Create a Keylight account, connect your Stripe account, and configure your game as a product. Drop the plugin into Plugins/, configure UKeylightSubsystem with your tenant, product, and SDK key, and add the activation call to your first-launch flow.

Keylight handles the Stripe webhook on its end — when a player completes checkout, Keylight mints and signs the lease and sends the key by email automatically.

Keylight plans start at $19/month on the pricing page. The free tier supports up to five licenses — enough to test the complete flow end to end before your game ships.

The hardest part of direct licensing is not the cryptography. It is the operational layer: the dashboard, the email, the Stripe wiring, the customer portal. Using a purpose-built licensing backend means you spend your development time on your game, not on infrastructure that has to keep running forever after you ship.

Frequently asked

Can I license an Unreal Engine game today?+

Yes. The Keylight C++ plugin ships as Unreal source you drop into your Plugins/ directory. It exposes UKeylightSubsystem, which is callable from both C++ and Blueprints — activate a key, check entitlements, and verify tamper-proof offline leases without any backend you maintain.

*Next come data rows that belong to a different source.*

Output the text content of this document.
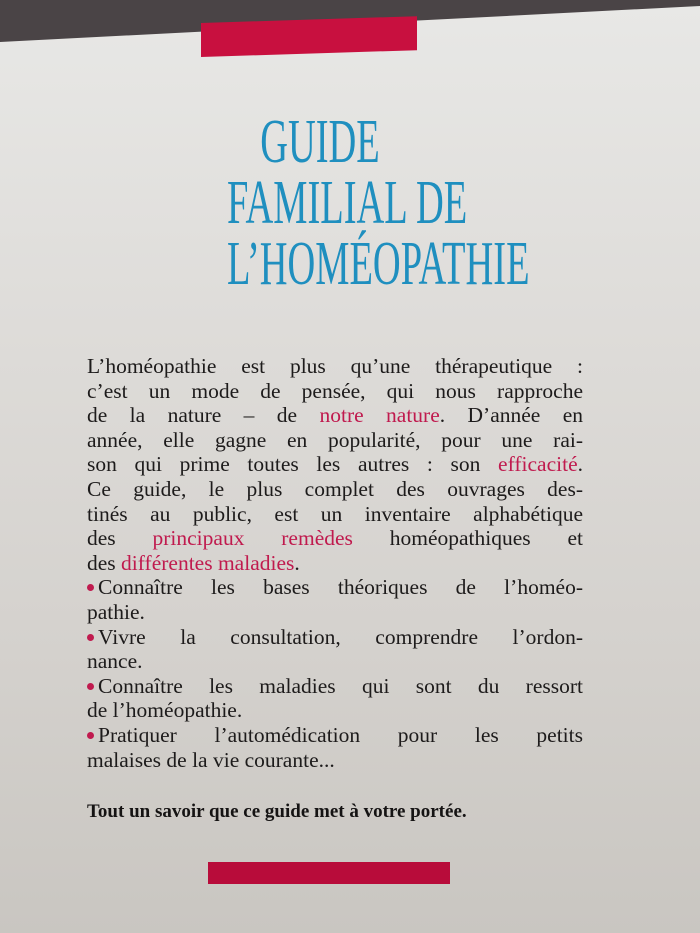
GUIDE
FAMILIAL DE
L’HOMÉOPATHIE
L’homéopathie est plus qu’une thérapeutique :
c’est un mode de pensée, qui nous rapproche
de la nature – de notre nature. D’année en
année, elle gagne en popularité, pour une rai-
son qui prime toutes les autres : son efficacité.
Ce guide, le plus complet des ouvrages des-
tinés au public, est un inventaire alphabétique
des principaux remèdes homéopathiques et
des différentes maladies.
Connaître les bases théoriques de l’homéo-
pathie.
Vivre la consultation, comprendre l’ordon-
nance.
Connaître les maladies qui sont du ressort
de l’homéopathie.
Pratiquer l’automédication pour les petits
malaises de la vie courante...
Tout un savoir que ce guide met à votre portée.
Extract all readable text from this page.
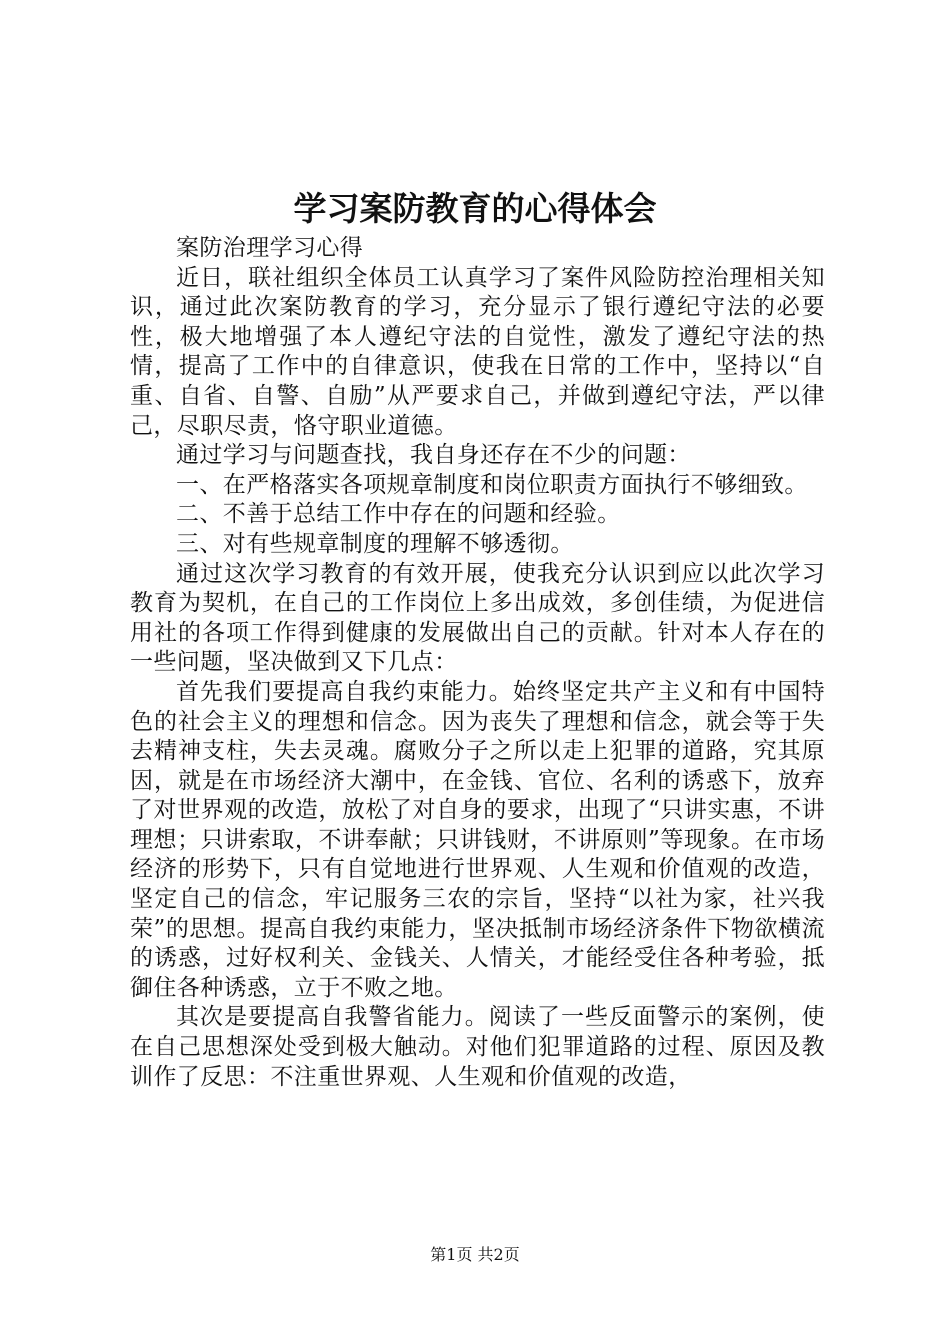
学习案防教育的心得体会

案防治理学习心得

近日，联社组织全体员工认真学习了案件风险防控治理相关知识，通过此次案防教育的学习，充分显示了银行遵纪守法的必要性，极大地增强了本人遵纪守法的自觉性，激发了遵纪守法的热情，提高了工作中的自律意识，使我在日常的工作中，坚持以“自重、自省、自警、自励”从严要求自己，并做到遵纪守法，严以律己，尽职尽责，恪守职业道德。

通过学习与问题查找，我自身还存在不少的问题：

一、在严格落实各项规章制度和岗位职责方面执行不够细致。

二、不善于总结工作中存在的问题和经验。

三、对有些规章制度的理解不够透彻。

通过这次学习教育的有效开展，使我充分认识到应以此次学习教育为契机，在自己的工作岗位上多出成效，多创佳绩，为促进信用社的各项工作得到健康的发展做出自己的贡献。针对本人存在的一些问题，坚决做到又下几点：

首先我们要提高自我约束能力。始终坚定共产主义和有中国特色的社会主义的理想和信念。因为丧失了理想和信念，就会等于失去精神支柱，失去灵魂。腐败分子之所以走上犯罪的道路，究其原因，就是在市场经济大潮中，在金钱、官位、名利的诱惑下，放弃了对世界观的改造，放松了对自身的要求，出现了“只讲实惠，不讲理想；只讲索取，不讲奉献；只讲钱财，不讲原则”等现象。在市场经济的形势下，只有自觉地进行世界观、人生观和价值观的改造，坚定自己的信念，牢记服务三农的宗旨，坚持“以社为家，社兴我荣”的思想。提高自我约束能力，坚决抵制市场经济条件下物欲横流的诱惑，过好权利关、金钱关、人情关，才能经受住各种考验，抵御住各种诱惑，立于不败之地。

其次是要提高自我警省能力。阅读了一些反面警示的案例，使在自己思想深处受到极大触动。对他们犯罪道路的过程、原因及教训作了反思：不注重世界观、人生观和价值观的改造，

第1页 共2页
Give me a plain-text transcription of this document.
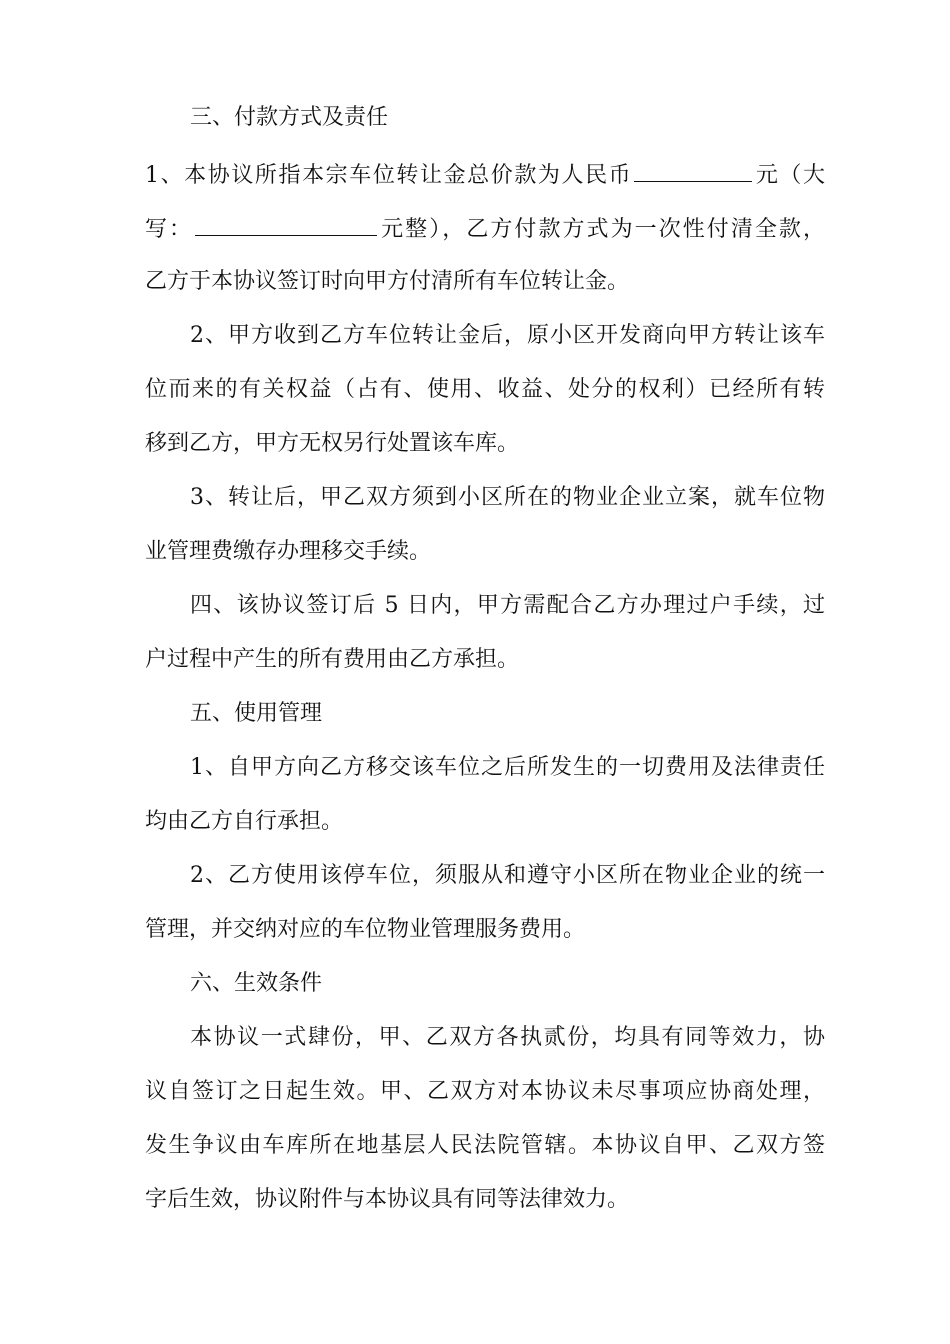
三、付款方式及责任
1、本协议所指本宗车位转让金总价款为人民币	元（大
写：	元整），乙方付款方式为一次性付清全款，
乙方于本协议签订时向甲方付清所有车位转让金。
2、甲方收到乙方车位转让金后，原小区开发商向甲方转让该车
位而来的有关权益（占有、使用、收益、处分的权利）已经所有转
移到乙方，甲方无权另行处置该车库。
3、转让后，甲乙双方须到小区所在的物业企业立案，就车位物
业管理费缴存办理移交手续。
四、该协议签订后 5 日内，甲方需配合乙方办理过户手续，过
户过程中产生的所有费用由乙方承担。
五、使用管理
1、自甲方向乙方移交该车位之后所发生的一切费用及法律责任
均由乙方自行承担。
2、乙方使用该停车位，须服从和遵守小区所在物业企业的统一
管理，并交纳对应的车位物业管理服务费用。
六、生效条件
本协议一式肆份，甲、乙双方各执贰份，均具有同等效力，协
议自签订之日起生效。甲、乙双方对本协议未尽事项应协商处理，
发生争议由车库所在地基层人民法院管辖。本协议自甲、乙双方签
字后生效，协议附件与本协议具有同等法律效力。
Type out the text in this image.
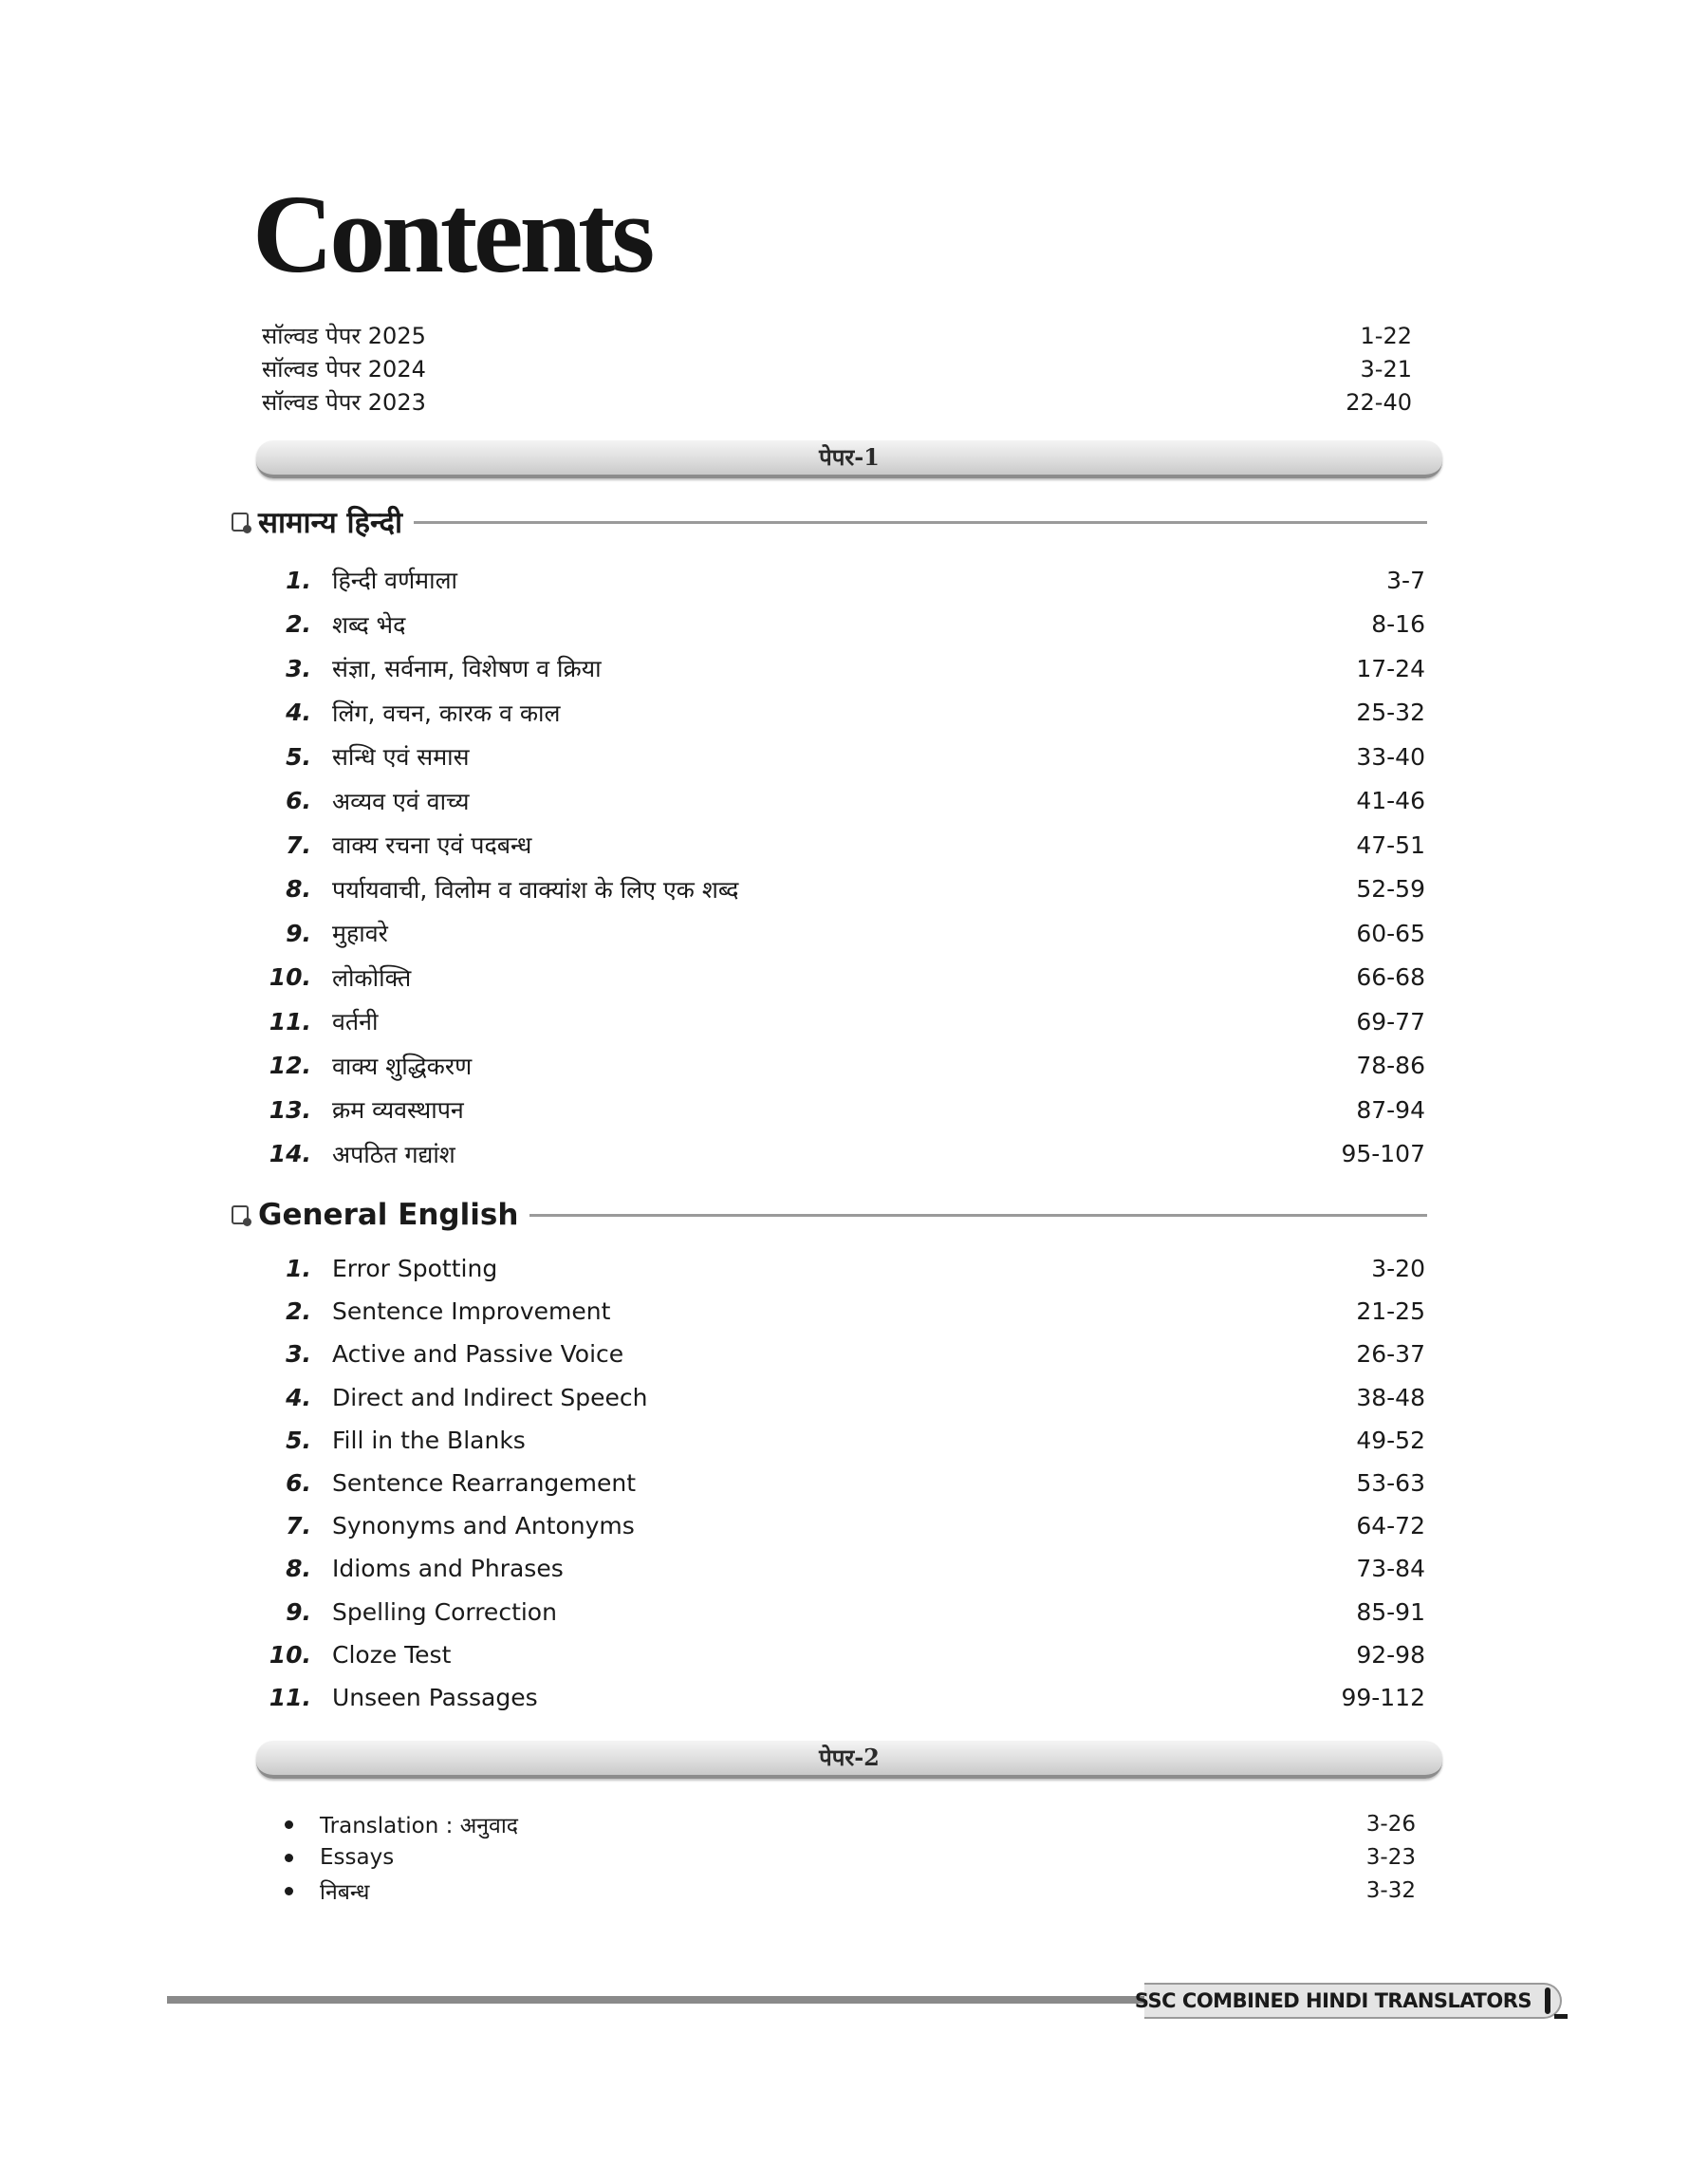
Contents
सॉल्वड पेपर 2025	1-22
सॉल्वड पेपर 2024	3-21
सॉल्वड पेपर 2023	22-40
पेपर-1
सामान्य हिन्दी
1. हिन्दी वर्णमाला	3-7
2. शब्द भेद	8-16
3. संज्ञा, सर्वनाम, विशेषण व क्रिया	17-24
4. लिंग, वचन, कारक व काल	25-32
5. सन्धि एवं समास	33-40
6. अव्यव एवं वाच्य	41-46
7. वाक्य रचना एवं पदबन्ध	47-51
8. पर्यायवाची, विलोम व वाक्यांश के लिए एक शब्द	52-59
9. मुहावरे	60-65
10. लोकोक्ति	66-68
11. वर्तनी	69-77
12. वाक्य शुद्धिकरण	78-86
13. क्रम व्यवस्थापन	87-94
14. अपठित गद्यांश	95-107
General English
1. Error Spotting	3-20
2. Sentence Improvement	21-25
3. Active and Passive Voice	26-37
4. Direct and Indirect Speech	38-48
5. Fill in the Blanks	49-52
6. Sentence Rearrangement	53-63
7. Synonyms and Antonyms	64-72
8. Idioms and Phrases	73-84
9. Spelling Correction	85-91
10. Cloze Test	92-98
11. Unseen Passages	99-112
पेपर-2
Translation : अनुवाद	3-26
Essays	3-23
निबन्ध	3-32
SSC COMBINED HINDI TRANSLATORS
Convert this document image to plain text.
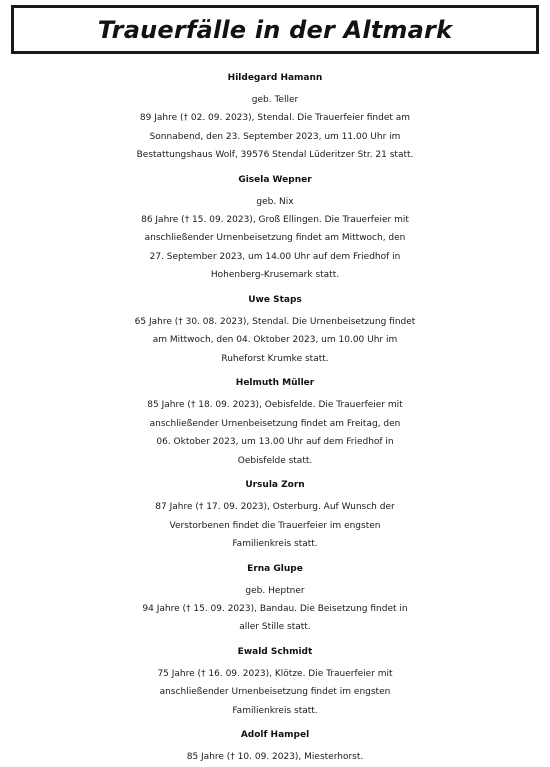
Trauerfälle in der Altmark
Hildegard Hamann
geb. Teller
89 Jahre († 02. 09. 2023), Stendal. Die Trauerfeier findet am
Sonnabend, den 23. September 2023, um 11.00 Uhr im
Bestattungshaus Wolf, 39576 Stendal Lüderitzer Str. 21 statt.
Gisela Wepner
geb. Nix
86 Jahre († 15. 09. 2023), Groß Ellingen. Die Trauerfeier mit
anschließender Urnenbeisetzung findet am Mittwoch, den
27. September 2023, um 14.00 Uhr auf dem Friedhof in
Hohenberg-Krusemark statt.
Uwe Staps
65 Jahre († 30. 08. 2023), Stendal. Die Urnenbeisetzung findet
am Mittwoch, den 04. Oktober 2023, um 10.00 Uhr im
Ruheforst Krumke statt.
Helmuth Müller
85 Jahre († 18. 09. 2023), Oebisfelde. Die Trauerfeier mit
anschließender Urnenbeisetzung findet am Freitag, den
06. Oktober 2023, um 13.00 Uhr auf dem Friedhof in
Oebisfelde statt.
Ursula Zorn
87 Jahre († 17. 09. 2023), Osterburg. Auf Wunsch der
Verstorbenen findet die Trauerfeier im engsten
Familienkreis statt.
Erna Glupe
geb. Heptner
94 Jahre († 15. 09. 2023), Bandau. Die Beisetzung findet in
aller Stille statt.
Ewald Schmidt
75 Jahre († 16. 09. 2023), Klötze. Die Trauerfeier mit
anschließender Urnenbeisetzung findet im engsten
Familienkreis statt.
Adolf Hampel
85 Jahre († 10. 09. 2023), Miesterhorst.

Do I need to run a server?+

No. UKeylightSubsystem calls api.keylight.dev directly. Keylight mints, signs, tracks, and revokes licenses. Your game only holds the public key needed to verify leases locally.

How does offline verification work?+

At activation the server returns an Ed25519-signed lease. Your game stores it and verifies the signature locally at every subsequent launch — no network call needed. Online revalidation happens in the background when connectivity is available, so revocations propagate without interrupting a session.